In the previous article on studying to become a quant trader we touched on the importance of statistical and machine learning. Many of you contacted me in regard to the "state of the art" of such machine learning methods, and how they're applied in the quant finance world. In this article I want to outline the resources necessary to learn machine learning techniques so that you'll be better prepared for a role as a quant trader.
Statistical learning is extremely important in quant trading research. We can bring to bear the entire weight of the scientific method and hypothesis testing in order to rigourously assess the quant trading research process.
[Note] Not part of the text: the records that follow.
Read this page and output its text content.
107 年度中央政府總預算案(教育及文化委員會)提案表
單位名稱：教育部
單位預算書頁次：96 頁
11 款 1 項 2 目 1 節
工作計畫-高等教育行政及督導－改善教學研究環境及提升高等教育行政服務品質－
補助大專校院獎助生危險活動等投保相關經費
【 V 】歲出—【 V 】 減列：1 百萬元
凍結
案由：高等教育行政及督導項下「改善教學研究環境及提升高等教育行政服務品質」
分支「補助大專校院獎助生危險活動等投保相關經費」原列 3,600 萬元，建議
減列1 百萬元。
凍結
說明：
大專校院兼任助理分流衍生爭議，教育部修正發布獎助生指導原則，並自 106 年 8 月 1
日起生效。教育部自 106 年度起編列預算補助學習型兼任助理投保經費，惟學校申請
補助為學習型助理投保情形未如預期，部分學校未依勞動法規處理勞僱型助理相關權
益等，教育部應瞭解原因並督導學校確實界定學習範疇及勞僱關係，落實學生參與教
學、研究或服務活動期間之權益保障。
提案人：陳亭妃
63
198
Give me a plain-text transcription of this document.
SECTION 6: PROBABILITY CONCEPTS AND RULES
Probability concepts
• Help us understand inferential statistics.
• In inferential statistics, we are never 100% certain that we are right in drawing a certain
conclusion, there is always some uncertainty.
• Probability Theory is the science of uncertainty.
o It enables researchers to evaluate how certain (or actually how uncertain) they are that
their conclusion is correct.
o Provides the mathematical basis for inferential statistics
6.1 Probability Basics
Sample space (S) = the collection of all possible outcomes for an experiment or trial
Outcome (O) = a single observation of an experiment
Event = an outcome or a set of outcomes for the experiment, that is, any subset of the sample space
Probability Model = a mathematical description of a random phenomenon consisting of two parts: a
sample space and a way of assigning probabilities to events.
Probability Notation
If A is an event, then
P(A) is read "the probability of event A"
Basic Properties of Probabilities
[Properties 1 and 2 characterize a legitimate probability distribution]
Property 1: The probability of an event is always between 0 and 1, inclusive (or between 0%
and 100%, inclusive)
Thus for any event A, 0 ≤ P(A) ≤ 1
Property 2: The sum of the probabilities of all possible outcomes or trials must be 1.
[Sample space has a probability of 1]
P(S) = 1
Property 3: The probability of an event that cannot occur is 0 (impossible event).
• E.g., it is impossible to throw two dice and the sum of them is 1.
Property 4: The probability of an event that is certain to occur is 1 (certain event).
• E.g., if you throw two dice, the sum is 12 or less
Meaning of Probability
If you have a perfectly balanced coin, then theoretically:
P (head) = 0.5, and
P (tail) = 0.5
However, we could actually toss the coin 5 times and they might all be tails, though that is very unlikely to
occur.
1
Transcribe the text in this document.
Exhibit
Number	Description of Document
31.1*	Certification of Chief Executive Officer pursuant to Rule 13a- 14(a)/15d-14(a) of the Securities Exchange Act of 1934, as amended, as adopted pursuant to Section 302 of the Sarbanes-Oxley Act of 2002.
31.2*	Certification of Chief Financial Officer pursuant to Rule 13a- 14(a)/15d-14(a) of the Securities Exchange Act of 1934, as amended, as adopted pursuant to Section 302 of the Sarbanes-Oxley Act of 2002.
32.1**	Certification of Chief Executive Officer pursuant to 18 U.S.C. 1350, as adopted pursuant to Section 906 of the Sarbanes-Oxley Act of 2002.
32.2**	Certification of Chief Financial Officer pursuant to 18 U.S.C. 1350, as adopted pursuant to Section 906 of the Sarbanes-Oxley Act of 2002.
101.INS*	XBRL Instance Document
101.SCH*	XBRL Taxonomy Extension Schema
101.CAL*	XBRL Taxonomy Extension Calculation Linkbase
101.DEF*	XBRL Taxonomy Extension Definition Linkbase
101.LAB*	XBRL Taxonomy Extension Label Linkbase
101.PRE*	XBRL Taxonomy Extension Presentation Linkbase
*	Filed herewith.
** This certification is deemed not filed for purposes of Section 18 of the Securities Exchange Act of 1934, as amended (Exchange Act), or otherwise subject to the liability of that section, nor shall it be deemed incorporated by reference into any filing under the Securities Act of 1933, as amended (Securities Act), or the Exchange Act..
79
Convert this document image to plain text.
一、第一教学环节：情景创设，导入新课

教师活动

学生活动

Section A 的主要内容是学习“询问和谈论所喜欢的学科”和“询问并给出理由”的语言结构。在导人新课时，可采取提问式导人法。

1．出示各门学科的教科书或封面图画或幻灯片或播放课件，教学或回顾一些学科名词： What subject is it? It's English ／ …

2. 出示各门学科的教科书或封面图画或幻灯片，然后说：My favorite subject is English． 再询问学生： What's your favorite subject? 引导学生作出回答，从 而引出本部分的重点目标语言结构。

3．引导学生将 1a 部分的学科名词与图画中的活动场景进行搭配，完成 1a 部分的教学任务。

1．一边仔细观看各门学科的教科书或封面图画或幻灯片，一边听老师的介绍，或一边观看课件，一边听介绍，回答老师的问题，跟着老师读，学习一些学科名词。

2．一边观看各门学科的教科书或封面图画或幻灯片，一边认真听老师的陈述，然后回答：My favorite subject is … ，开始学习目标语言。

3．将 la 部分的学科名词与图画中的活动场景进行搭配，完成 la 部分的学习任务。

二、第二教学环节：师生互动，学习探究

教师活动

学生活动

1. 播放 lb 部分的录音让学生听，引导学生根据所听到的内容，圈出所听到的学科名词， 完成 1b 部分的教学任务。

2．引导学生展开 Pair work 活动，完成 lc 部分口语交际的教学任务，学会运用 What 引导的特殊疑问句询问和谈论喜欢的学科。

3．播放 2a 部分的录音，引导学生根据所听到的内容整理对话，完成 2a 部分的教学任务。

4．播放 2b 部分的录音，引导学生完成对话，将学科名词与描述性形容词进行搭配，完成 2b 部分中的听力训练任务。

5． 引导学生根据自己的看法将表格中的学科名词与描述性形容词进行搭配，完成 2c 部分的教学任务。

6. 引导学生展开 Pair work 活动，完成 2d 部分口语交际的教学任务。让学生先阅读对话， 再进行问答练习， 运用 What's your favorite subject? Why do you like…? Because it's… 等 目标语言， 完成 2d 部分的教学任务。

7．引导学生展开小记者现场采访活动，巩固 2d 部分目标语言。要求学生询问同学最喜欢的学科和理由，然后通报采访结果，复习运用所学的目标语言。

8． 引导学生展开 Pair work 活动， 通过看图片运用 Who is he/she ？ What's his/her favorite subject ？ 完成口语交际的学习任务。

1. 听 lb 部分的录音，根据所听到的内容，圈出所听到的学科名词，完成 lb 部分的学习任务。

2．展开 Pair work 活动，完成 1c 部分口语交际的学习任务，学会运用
For quantitative trading we are interested in testable, repeatable results that are subject to constant scrutiny. This allows easy replacement of trading strategies as and when performance degrades. Note that this is in stark contrast to the approach taken in "discretionary" trading where performance and risk are not often assessed in this manner.
The statistical approach to quant trading is designed to eliminate issues that surround discretionary methods. A great deal of discretionary technical trading is rife with cognitive biases, including loss aversion, confirmation bias and the bandwagon effect. Quant trading research uses alternative mathematical methods to mitigate such behaviours and thus enhance trading performance.
In order to carry out such a methodical process quant trading researchers possess a continuously skeptical mindset and any strategy ideas or hypotheses about market behaviour are subject to continual scrutiny. A strategy idea will only be put into a "production" environment after extensive statistical analysis, testing and refinement. This is necessary because the market has a rather low signal-to-noise ratio. This creates difficulties in forecasting and thus leads to a challenging trading environment.
The goal of quantitative trading research is to produce algorithms and technology that can satisfy a certain investment mandate. In practice this translates into creating trading strategies (and related infrastructure) that produce consistent returns above a certain pre-determined benchmark, net of costs associated with the trading transactions, while minimising "risk". Hence there are a few levers that can be pulled to enhance the financial objectives.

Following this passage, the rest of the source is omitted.